По завершении моего разговора с Шелленбергом один из его людей проводил меня на вокзал Лертер, где я встретился с доктором Говертсом, только что вернувшимся из Стокгольма. Это была приятная встреча, ибо мы могли вместе отправиться в Гамбург и по дороге обменяться новостями.
Вокзал являл собой картину ужасающего бедствия, которое еще больше усугублялось январским морозом. Все помещения были забиты беженцами. Больные и раненые лежали на полу посреди умирающих в ожидании мест в переполненных поездах. И мы до своих мест в вагоне смогли добраться лишь через опущенные окна — совсем как молодые кавалеристы. Это путешествие, как и все путешествия в те дни, было сущим мучением и пыткой.
Говертс по приезде в Берлин не появился у Шелленберга, а предпочел сначала поговорить со мной. По правде сказать, нас с ним уже не слишком волновало, как будут развиваться события. Из-за постоянных колебаний Гиммлера момент устранения Гитлера и создания нового правительства был упущен. Народу Германии в ближайшем будущем предстояло до конца испить горькую чашу поражения.
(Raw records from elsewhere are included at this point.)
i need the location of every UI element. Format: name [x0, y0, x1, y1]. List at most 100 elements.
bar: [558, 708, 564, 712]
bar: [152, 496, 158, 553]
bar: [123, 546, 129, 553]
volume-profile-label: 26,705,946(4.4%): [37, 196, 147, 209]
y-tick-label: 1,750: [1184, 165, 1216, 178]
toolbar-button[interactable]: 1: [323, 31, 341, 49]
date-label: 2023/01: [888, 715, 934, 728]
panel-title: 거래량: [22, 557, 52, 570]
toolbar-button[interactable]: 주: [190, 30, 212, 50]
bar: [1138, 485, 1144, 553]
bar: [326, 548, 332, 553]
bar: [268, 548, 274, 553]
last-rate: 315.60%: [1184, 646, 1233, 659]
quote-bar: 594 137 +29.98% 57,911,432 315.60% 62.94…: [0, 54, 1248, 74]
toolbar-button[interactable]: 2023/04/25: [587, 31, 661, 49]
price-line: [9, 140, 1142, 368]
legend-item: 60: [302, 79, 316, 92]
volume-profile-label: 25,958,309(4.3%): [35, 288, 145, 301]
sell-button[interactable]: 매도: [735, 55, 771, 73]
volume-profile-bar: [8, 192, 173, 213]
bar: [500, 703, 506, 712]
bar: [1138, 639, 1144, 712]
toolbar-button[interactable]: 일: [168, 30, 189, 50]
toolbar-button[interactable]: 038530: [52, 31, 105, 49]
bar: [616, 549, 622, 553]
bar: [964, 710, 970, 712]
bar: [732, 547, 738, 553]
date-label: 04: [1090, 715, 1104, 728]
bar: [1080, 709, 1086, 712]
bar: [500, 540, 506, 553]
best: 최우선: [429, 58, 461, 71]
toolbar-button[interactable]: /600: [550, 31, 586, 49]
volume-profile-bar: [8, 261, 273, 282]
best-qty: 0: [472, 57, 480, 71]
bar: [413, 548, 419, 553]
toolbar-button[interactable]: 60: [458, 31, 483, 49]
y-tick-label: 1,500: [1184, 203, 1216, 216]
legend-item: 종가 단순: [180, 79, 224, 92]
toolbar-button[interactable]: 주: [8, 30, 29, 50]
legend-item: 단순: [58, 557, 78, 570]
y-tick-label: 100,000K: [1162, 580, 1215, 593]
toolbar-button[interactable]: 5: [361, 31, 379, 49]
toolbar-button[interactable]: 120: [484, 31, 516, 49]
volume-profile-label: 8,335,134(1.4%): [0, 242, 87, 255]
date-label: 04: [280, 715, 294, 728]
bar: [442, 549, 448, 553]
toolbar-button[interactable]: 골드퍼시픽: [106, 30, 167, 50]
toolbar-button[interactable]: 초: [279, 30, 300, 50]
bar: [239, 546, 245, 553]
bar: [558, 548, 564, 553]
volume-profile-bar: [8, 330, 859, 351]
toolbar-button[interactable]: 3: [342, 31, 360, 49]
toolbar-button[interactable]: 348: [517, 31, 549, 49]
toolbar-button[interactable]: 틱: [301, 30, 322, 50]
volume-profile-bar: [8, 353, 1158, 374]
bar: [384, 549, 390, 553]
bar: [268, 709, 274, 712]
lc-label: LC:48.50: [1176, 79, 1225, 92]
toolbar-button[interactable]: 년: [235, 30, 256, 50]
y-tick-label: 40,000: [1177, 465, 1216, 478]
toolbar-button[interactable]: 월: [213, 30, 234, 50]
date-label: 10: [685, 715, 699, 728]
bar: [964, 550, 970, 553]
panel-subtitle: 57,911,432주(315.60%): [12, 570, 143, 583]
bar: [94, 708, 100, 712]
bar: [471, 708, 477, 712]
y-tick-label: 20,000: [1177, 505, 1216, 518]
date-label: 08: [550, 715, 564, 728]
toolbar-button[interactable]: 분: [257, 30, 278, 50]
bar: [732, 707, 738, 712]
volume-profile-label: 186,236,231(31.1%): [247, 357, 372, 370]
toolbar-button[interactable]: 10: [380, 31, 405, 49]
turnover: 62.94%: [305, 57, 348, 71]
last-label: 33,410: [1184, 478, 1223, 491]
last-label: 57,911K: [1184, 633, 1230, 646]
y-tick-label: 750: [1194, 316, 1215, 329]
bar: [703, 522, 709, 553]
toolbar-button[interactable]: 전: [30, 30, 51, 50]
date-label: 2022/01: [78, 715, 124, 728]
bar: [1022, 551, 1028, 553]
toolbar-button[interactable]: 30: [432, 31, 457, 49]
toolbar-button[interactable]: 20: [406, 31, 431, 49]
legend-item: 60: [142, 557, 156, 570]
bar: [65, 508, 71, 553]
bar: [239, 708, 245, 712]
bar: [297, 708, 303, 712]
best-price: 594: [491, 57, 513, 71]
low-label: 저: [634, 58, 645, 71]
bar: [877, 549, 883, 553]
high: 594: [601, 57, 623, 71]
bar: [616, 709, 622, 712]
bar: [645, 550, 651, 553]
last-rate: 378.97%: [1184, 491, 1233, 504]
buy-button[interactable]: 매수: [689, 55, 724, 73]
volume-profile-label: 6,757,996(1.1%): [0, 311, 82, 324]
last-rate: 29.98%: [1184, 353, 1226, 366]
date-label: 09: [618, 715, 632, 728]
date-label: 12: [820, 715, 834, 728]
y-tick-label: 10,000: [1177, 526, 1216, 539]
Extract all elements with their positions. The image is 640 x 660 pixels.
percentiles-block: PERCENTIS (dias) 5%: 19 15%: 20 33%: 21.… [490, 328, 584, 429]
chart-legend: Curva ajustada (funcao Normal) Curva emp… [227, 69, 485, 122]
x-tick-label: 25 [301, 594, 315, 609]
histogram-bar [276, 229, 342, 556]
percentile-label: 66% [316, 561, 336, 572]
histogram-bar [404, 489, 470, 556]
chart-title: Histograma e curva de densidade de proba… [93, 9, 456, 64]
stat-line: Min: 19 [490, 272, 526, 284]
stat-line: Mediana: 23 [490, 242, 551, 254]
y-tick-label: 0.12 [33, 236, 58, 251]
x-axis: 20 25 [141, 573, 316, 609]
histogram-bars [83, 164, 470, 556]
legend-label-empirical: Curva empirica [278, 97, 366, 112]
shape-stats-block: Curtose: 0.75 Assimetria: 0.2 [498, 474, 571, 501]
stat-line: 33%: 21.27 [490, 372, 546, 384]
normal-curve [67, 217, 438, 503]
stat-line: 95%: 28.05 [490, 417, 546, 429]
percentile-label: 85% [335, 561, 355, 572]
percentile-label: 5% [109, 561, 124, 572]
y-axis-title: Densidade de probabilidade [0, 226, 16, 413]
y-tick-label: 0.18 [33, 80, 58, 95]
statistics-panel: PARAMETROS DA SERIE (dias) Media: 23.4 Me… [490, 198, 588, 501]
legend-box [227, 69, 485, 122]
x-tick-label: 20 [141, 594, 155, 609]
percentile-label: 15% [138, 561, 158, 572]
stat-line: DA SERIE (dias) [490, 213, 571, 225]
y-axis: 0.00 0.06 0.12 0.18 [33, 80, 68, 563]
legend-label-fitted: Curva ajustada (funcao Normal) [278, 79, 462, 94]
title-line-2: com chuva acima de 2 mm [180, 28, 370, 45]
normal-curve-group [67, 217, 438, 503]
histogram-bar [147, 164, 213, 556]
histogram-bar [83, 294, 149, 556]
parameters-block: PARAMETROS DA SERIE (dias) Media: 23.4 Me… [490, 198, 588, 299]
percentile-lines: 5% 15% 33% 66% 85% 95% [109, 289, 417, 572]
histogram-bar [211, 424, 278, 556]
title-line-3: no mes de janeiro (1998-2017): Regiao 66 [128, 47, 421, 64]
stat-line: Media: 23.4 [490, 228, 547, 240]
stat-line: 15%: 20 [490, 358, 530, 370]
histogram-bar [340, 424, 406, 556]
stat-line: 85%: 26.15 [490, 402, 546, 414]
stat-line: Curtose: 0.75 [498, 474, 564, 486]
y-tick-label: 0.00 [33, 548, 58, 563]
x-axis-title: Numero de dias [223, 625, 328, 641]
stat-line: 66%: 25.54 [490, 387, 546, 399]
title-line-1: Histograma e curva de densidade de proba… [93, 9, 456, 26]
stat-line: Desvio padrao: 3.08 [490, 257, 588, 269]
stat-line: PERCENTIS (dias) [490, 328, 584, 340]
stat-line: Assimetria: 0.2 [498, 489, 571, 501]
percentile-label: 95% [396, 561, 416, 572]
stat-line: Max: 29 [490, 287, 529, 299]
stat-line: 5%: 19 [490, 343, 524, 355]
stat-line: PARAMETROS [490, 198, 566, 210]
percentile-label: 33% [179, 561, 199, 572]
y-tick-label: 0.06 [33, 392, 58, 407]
В Гамбурге мы узнали, что Гиммлер серьезно болен. Сначала говорили, что у него всего-навсего грипп. Его личный врач, профессор Гебхардт, тоже заболел. Но, как оказалось, у Гиммлера было нервное истощение, и он отлеживался в Хоэнлихене. Главной причиной его болезни были все ухудшавшиеся отношения с Гитлером.
С конца 1944 года между Гиммлером и Гитлером стала нарастать напряженность, а Мартин Борман делал все возможное, чтобы ее усилить. Гиммлер боялся интриг Бормана и подозревал, что тот намерен его свергнуть. А когда группенфюрер СС Герман Фегелейн, офицер связи Гиммлера в ставке Гитлера, женился на сестре Евы Браун — из чисто практических соображений, разумеется, — Гиммлер и впрямь заподозрил что-то недоброе. В ту пору чуть ли не каждую неделю доктор Рудольф Брандт или Шелленберг заваливали меня вопросами относительно разлада между Гиммлером и Борманом. Восемнадцать месяцев назад я уже составил гороскоп Бормана, теперь же Гиммлер счел необходимым получить его с подробнейшими комментариями.
Отношения между этими людьми прежде были вполне доброжелательными, но в 1943 году, когда Гиммлер был назначен министром внутренних дел, отношения стали натянутыми. Борман почувствовал возможного соперника, и вскоре между этими нацистскими сатрапами начались раздоры. Преемник Гесса и лидер партии Борман имел огромное влияние на Гитлера, и вскоре ему удалось стать между фюрером и Гиммлером.